4. En deuxième lieu, aux termes de l'article 8 de la convention européenne de sauvegarde des droits de l'homme et des libertés fondamentales : " 1. Toute personne a droit au respect de sa vie privée et familiale. 2. Il ne peut y avoir d'ingérence d'une autorité publique dans l'exercice de ce droit que pour autant que cette ingérence est prévue par la loi et qu'elle constitue une mesure qui, dans une société démocratique, est nécessaire à la sécurité nationale, à la sûreté publique, au bien-être économique du pays, à la défense de l'ordre et à la prévention des infractions pénales, à la protection de la santé ou de la morale ou à la protection des droits et libertés d'autrui ".

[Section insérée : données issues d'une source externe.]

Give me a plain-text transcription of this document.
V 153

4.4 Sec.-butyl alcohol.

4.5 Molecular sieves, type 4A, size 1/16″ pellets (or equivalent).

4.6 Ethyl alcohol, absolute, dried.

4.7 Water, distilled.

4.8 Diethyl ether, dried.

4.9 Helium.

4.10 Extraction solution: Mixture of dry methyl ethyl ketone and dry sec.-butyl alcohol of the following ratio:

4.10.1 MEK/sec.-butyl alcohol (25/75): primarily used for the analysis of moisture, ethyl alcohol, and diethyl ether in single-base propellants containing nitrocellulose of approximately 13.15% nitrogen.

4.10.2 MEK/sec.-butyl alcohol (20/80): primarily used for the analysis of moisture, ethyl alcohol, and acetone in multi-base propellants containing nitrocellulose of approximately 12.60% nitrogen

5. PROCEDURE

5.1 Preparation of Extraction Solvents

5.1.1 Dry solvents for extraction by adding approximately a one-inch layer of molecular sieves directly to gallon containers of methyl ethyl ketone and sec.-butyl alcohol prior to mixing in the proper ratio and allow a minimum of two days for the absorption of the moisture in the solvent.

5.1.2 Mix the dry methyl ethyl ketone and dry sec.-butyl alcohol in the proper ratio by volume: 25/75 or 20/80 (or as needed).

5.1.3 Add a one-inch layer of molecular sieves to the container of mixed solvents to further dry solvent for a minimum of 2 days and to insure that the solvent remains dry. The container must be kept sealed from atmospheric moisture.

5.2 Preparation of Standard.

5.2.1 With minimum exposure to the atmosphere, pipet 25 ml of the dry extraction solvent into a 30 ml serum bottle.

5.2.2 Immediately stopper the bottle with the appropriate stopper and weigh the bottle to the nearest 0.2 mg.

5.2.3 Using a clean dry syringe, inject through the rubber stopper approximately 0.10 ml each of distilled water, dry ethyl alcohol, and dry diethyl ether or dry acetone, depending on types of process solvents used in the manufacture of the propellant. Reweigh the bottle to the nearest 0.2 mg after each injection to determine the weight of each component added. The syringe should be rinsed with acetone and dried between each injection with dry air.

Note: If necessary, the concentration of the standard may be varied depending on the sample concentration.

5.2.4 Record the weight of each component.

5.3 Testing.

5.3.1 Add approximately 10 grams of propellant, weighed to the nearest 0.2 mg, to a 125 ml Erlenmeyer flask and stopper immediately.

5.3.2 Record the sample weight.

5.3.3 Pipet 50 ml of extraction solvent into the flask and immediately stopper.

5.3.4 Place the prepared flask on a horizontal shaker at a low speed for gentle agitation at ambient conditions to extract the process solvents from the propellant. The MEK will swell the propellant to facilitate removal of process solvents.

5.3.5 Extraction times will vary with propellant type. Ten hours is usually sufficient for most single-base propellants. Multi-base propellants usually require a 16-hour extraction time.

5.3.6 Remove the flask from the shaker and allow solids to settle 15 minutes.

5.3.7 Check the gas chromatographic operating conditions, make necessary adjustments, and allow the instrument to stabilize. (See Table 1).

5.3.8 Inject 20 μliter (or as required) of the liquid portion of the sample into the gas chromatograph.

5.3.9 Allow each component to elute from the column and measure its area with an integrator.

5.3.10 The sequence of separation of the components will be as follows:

5. Mme A se prévaut de la présence de ses deux filles mineures sur le territoire français et de leur scolarisation. Toutefois, il ressort des pièces du dossier que Mme A ne résidait sur ce territoire que depuis moins de deux ans à la date de l'arrêté en litige. En outre, si elle se prévaut de la présence régulière en France de sa sœur, cette seule circonstance n'est pas de nature à démontrer qu'elle aurait transféré le centre de ses intérêts en France, alors qu'elle a résidé dans son pays d'origine jusqu'à l'âge de quarante-cinq ans et a déclaré à l'audience que son fils mineur résidait encore dans son pays d'origine. Enfin, il ne ressort pas des pièces du dossier que ses deux filles mineures ne pourraient pas poursuivre leur scolarité dans son pays d'origine. Dans ces conditions, la mesure d'éloignement en litige ne peut être regardée comme portant au droit de Mme A au respect de sa vie privée et familiale une atteinte disproportionnée au regard des buts en vue desquels elle a été prise. Par suite, le moyen tiré de la méconnaissance de l'article 8 de la convention européenne de sauvegarde des droits de l'homme et des libertés fondamentales doit être écarté.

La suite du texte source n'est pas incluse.